In short, the story is not quite the one of neat intellectual fusion that Rosenfeld presents. Slippery and elusive, common sense and le bon sens followed different paths that never quite intersected. Yet her larger point holds. In Revolutionary America and France, it was not enough to establish democracy by declaring the rational principle that ‘all men are created equal,’ or to call this ‘self-evident’, as Jefferson did in the Declaration of Independence. It was necessary to attribute to ‘all men’ (if not, yet, all people) sufficient cognitive ability to understand the principle and act on it – that is to say, to acknowledge their common sense. And as Rosenfeld observes, even as this affirmation of common sense fostered democracy, it immediately started to undermine democratic practice. For while the farmer, the artisan, the shopkeeper and the soldier were all held to possess common sense, other men were not, and therefore faced possible exclusion from the democratic community: for instance, the ‘academician’, the ‘maker of books’ and the philosopher. ‘Too much learning,’ as Thomas Reid had said, ‘is apt to make men mad.’ French counter-revolutionaries (and their British allies) used the language of common sense to deny the legitimacy of elected assemblies and call for the return of the king. Robespierre used it to condemn his Girondin enemies to the guillotine. In the United States, less violently, the young John Quincy Adams used it to portray Jefferson as a French-style revolutionary, and 30 years later, Jacksonian populists turned it with great success against Adams himself. Today, conservative American radio hosts like Rush Limbaugh and Glenn Beck use it to deny the legitimacy of Barack Obama. (Beck, as it happens, is the author of Glenn Beck’s Common Sense: The Case against an Out-of-Control Government, Inspired by Thomas Paine.)
Is there no way to rescue common sense from the likes of Beck, and restore something of its democratic potential? Rosenfeld seems to think not. In her conclusion, she gives a wryly appreciative nod to Tristan Tzara, author of the best-known Dada manifestos, who deliberately embraced ‘nonsense’. ‘It is vital,’ she concludes, ‘that some individuals in the modern world consciously position themselves outside of the reigning common sense and keep a close eye on the complex and powerful work that it does.’ Yet she also examines the attempts by Hans-Georg Gadamer and Hannah Arendt to find a constructive place for common sense in contemporary culture and politics. She points to Arendt’s praise, in On Revolution, of the New England town meeting, and notes how Arendt linked the withering of community feeling to the rise of ideology and totalitarianism. In Arendt’s analysis, what distinguishes constructive common sense from simple collective prejudice is the way it is generated. It is one thing when members of a community come together as equals to discuss matters of common interest, another when ideologues use mass meetings or mass media to appeal to anxieties and antipathies, without the possibility of real interaction.
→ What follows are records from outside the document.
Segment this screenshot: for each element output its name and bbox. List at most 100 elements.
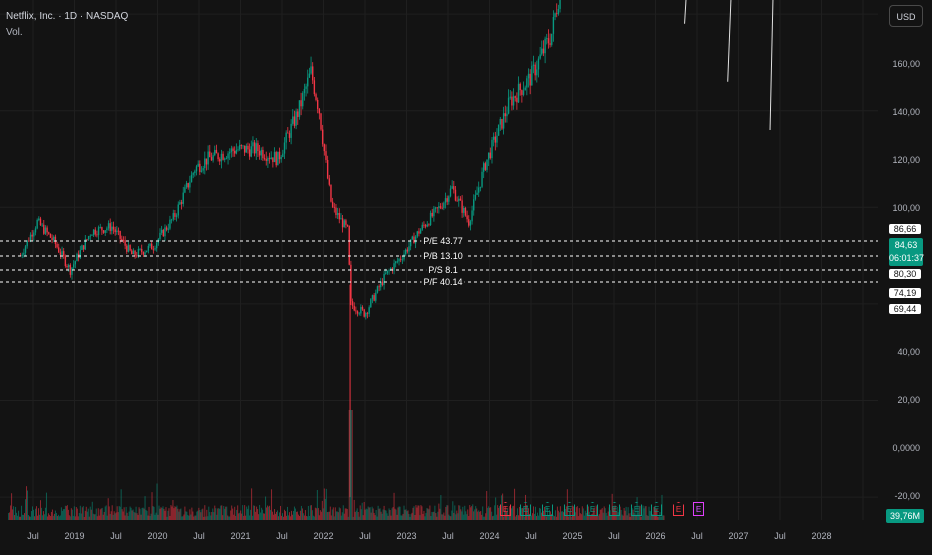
volume-bar — [117, 512, 119, 520]
volume-bar — [427, 508, 429, 520]
volume-bar — [199, 510, 201, 520]
earnings-marker-icon[interactable]: E — [520, 502, 531, 516]
earnings-marker-icon[interactable]: E — [500, 502, 511, 516]
volume-bar — [581, 506, 583, 520]
volume-bar — [585, 512, 587, 520]
volume-indicator-label[interactable]: Vol. — [6, 27, 23, 38]
volume-bar — [407, 510, 409, 520]
candle-body — [318, 108, 321, 114]
candle-body — [112, 226, 115, 230]
volume-bar — [337, 512, 339, 520]
volume-bar — [578, 508, 580, 520]
candle-body — [448, 196, 450, 202]
candle-body — [421, 224, 423, 230]
volume-bar — [59, 515, 61, 520]
volume-bar — [461, 511, 463, 520]
candle-body — [308, 73, 311, 78]
volume-bar — [463, 514, 465, 520]
volume-bar — [398, 506, 400, 520]
candle-body — [537, 58, 540, 70]
volume-bar — [483, 516, 485, 520]
volume-bar — [508, 516, 510, 520]
candle-body — [350, 264, 352, 302]
bar-countdown: 06:01:37 — [889, 253, 925, 263]
candle-body — [527, 73, 530, 79]
volume-bar — [532, 506, 534, 520]
candle-body — [136, 255, 138, 257]
candle-body — [375, 292, 377, 301]
volume-bar — [501, 495, 503, 520]
volume-bar — [26, 486, 28, 520]
volume-bar — [253, 505, 255, 520]
volume-bar — [653, 507, 655, 520]
volume-bar — [174, 506, 176, 520]
earnings-marker-icon[interactable]: E — [609, 502, 620, 516]
earnings-marker-icon[interactable]: E — [631, 502, 642, 516]
candle-body — [76, 253, 78, 262]
volume-bar — [564, 509, 566, 520]
volume-bar — [602, 512, 604, 520]
volume-bar — [571, 505, 573, 520]
candle-body — [293, 116, 296, 126]
volume-bar — [226, 506, 228, 520]
candle-body — [207, 151, 209, 165]
candle-body — [300, 100, 302, 107]
volume-bar — [37, 508, 39, 520]
earnings-marker-icon[interactable]: E — [693, 502, 704, 516]
volume-bar — [334, 507, 336, 520]
earnings-marker-icon[interactable]: E — [673, 502, 684, 516]
volume-bar — [459, 505, 461, 520]
candle-body — [86, 239, 88, 240]
candle-body — [215, 149, 218, 154]
earnings-marker-icon[interactable]: E — [587, 502, 598, 516]
volume-bar — [480, 511, 482, 520]
volume-bar — [147, 515, 149, 520]
volume-bar — [120, 489, 122, 520]
volume-bar — [598, 514, 600, 520]
volume-bar — [434, 505, 436, 520]
volume-bar — [100, 508, 102, 520]
candle-body — [536, 69, 538, 76]
candle-body — [532, 64, 535, 66]
earnings-marker-icon[interactable]: E — [564, 502, 575, 516]
earnings-marker-icon[interactable]: E — [651, 502, 662, 516]
volume-bar — [477, 511, 479, 520]
candle-body — [522, 90, 525, 95]
price-tick-label: 140,00 — [892, 107, 920, 117]
volume-bar — [424, 516, 426, 520]
candle-body — [328, 178, 331, 185]
volume-bar — [344, 508, 346, 520]
candle-body — [139, 248, 141, 250]
volume-bar — [534, 506, 536, 520]
volume-bar — [155, 512, 157, 520]
candle-body — [287, 132, 289, 134]
candle-body — [331, 201, 334, 207]
volume-bar — [460, 509, 462, 520]
volume-bar — [228, 516, 230, 520]
volume-bar — [616, 506, 618, 520]
volume-bar — [543, 506, 545, 520]
candle-body — [182, 192, 184, 204]
volume-bar — [325, 488, 327, 520]
volume-bar — [467, 509, 469, 520]
volume-bar — [576, 506, 578, 520]
candle-body — [312, 66, 314, 81]
volume-bar — [315, 508, 317, 520]
volume-bar — [269, 505, 271, 520]
volume-bar — [131, 510, 133, 520]
symbol-title[interactable]: Netflix, Inc. · 1D · NASDAQ — [6, 11, 129, 22]
candle-body — [494, 136, 497, 143]
candle-body — [38, 218, 40, 220]
currency-button[interactable]: USD — [889, 5, 923, 27]
volume-bar — [611, 493, 613, 520]
candle-body — [282, 153, 284, 157]
volume-bar — [285, 515, 287, 520]
volume-bar — [451, 510, 453, 520]
candle-body — [28, 240, 30, 242]
candle-body — [126, 245, 128, 252]
volume-bar — [399, 506, 401, 520]
volume-bar — [307, 505, 309, 520]
earnings-marker-icon[interactable]: E — [542, 502, 553, 516]
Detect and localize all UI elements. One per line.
True common sense, in other words, is generated ‘in common’. Isolated individuals, by definition, can’t possess it. ‘What individuals require,’ Rosenfeld writes, ‘is the return to a kind of public life that forces them to constantly weigh and consider things from the perspective of other people.’
She does not speculate on the forms this public life could take in the absence of Arendt’s (partly mythical) town meetings. So far, at least, the internet has proved ill-suited for the sort of give-and-take Arendt envisaged. Participants dip into discussions and then abandon them for something else, while anonymity encourages mud-slinging. Yet our pre-electronic public culture still provides unappreciated opportunities for keeping serious common discussion alive. A well-thought-out letter printed in a newspaper can still challenge conventional wisdom, and cut through obfuscation and deceptive language, just as the 18th-century philosophers hoped. At their best, such exchanges prompt readers to bring their own thinking to bear on problems of common interest, and to formulate reasoned opinions, even if these might sound like mere ‘chattering’. All of which is to say that the readers of the LRB may have some common sense after all.